Opposition activists march along Francisco Fajardo highway, during a protest against President Nicolas Maduro in Caracas, on May 10, 2017. VWPics/SIPA USA/PA Images. All rights reserved.
In October 2016, Venezuela’s National Electoral Council announced, without any legal justification, the postponement of regional elections. It said that the elections would be held at the end of the first half of 2017, even though the Constitution required them to be held in December 2016. Furthermore, it illegally suspended the process of staging a Presidential Recall Referendum, a right contained in the country’s Constitution, based on rulings from regional courts that do not have jurisdiction on electoral matters.
In the first four months of this year, we have witnessed serious democratic setbacks, namely the unconstitutional decision of the Supreme Court on March 29 to dissolve the opposition-led Congress – a decision that had to be revoked given the strong national and international reaction. We have also watched with extreme concern the death of at least 57 people in the context of the repression of street demonstrations (a figure updated until May 25, 2017).
In October 2016, Venezuela’s National Electoral Council announced, without any legal justification, the postponement of regional elections.
On May 1, President Nicolás Maduro convened a Constituent Assembly whose members would be chosen by certain sectors of society and not by a universal vote. Venezuelan human rights organizations exposed the irregularities of convening the Assembly and called for the rejection of constituent processes in times of heightened political tension.
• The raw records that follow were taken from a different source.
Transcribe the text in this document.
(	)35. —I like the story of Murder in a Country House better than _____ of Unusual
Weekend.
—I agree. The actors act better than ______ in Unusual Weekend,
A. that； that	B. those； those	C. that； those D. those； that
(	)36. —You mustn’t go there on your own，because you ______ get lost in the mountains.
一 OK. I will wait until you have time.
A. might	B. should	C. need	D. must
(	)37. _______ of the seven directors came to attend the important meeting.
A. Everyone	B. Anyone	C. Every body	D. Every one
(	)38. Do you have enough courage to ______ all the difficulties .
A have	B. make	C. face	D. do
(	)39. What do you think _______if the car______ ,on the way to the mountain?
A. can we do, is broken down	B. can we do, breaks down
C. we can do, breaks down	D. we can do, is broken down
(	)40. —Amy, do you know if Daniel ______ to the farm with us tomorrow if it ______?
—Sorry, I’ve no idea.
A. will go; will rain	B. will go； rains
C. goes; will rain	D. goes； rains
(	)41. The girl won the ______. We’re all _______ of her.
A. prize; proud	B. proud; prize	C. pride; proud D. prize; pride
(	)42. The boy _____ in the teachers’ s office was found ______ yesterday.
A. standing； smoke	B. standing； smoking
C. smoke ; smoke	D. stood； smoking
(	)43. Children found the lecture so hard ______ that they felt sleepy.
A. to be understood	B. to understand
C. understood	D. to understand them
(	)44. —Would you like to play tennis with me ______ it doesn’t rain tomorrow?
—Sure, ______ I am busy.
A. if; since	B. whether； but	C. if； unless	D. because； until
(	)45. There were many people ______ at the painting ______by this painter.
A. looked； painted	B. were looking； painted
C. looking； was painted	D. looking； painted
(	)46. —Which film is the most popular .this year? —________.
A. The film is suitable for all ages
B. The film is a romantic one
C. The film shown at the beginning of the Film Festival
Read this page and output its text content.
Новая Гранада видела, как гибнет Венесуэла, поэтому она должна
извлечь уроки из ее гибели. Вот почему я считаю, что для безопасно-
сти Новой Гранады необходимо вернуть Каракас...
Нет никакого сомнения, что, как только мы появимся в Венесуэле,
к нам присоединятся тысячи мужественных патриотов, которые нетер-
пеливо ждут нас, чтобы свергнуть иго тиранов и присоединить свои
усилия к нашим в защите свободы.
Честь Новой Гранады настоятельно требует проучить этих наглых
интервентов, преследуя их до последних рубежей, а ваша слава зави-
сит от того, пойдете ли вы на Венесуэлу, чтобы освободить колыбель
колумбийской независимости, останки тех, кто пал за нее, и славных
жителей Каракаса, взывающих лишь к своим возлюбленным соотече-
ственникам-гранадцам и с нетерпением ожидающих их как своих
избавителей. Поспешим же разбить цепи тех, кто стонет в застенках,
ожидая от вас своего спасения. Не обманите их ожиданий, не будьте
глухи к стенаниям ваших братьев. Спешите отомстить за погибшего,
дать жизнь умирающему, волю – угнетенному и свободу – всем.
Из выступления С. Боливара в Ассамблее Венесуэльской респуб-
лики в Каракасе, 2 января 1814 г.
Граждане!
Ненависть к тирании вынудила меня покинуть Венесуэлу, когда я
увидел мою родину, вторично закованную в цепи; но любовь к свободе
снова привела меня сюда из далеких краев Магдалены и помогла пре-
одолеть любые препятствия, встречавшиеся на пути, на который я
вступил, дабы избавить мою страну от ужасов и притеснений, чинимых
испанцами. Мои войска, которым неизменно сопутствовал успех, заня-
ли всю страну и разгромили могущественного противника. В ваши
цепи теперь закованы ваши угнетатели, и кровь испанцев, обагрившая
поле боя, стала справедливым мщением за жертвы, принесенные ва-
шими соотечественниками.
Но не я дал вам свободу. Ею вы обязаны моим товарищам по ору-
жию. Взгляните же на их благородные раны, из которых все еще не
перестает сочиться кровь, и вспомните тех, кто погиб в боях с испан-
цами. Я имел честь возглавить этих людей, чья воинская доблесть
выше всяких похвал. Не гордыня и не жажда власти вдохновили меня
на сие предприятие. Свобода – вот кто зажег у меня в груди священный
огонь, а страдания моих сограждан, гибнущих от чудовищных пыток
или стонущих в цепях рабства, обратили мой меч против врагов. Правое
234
They denounced that such a process threatened the reform procedures and the human rights guarantees contained in the Constitution and ignored the principle of the advancement of rights.
The Maduro government has been facing growing isolation on the international and regional stage since its withdrawal from the OAS (Organization of American States). It is worth remembering that, in 2013, Venezuela rejected the jurisdiction of the Inter-American Court of Human Rights, the region’s highest rights protection body.
The Maduro government has been facing growing isolation on the international and regional stage since its withdrawal from the Organization of American States.
Human rights organizations from Venezuela and other countries have expressed their concern over the growing militarization of society. They recently condemned the approval of a decree to implement the Zamora Plan, also called the “Special Strategic Civil-Military Plan”. “This announcement constitutes the consolidation of the militarization of policing demonstrations and urban security, together with the employment of groups of armed civilians and police officers with the military mindset of fighting the internal enemy, which is right out of the national security doctrine,” say groups such as Provea, which has a long history of defending rights in Venezuela.
In the first days of its implementation, the Zamora Plan was executed with total disregard for the principles of the proportional and differentiated use of force. This generated new obstacles to the exercise of the right to peaceful demonstration. The indiscriminate and potentially lethal use of toxic gases increased the number of detainees and regrettably the amount of people killed.
It is essential for the Venezuelan government to commit to guaranteeing the full exercise of the right to protest and to strictly submit to national and international standards on the proportional and differentiated use of force. It is urgent to put an end to the Zamora Plan, to repeal the State of Exception and Economic Emergency and to respect in full the Constitution.
Human rights organizations from Venezuela and other countries have expressed their concern over the growing militarization of society.
In this context, the immediate scheduling of the pending elections for governors would represent an important step for the country. The government of President Maduro must guarantee the right for all Venezuelans to participate in elections, without discrimination. Furthermore, the government must cease plans to illegally convene a Constituent Assembly, stop preventing Congress from fully functioning and release a calendar for regional, municipal and national elections that observes the time frame established in the Constitution and that guarantees the right of participation for all Venezuelans, both as voters and as candidates.
We urge the international and regional community to work together for this to occur as soon as possible.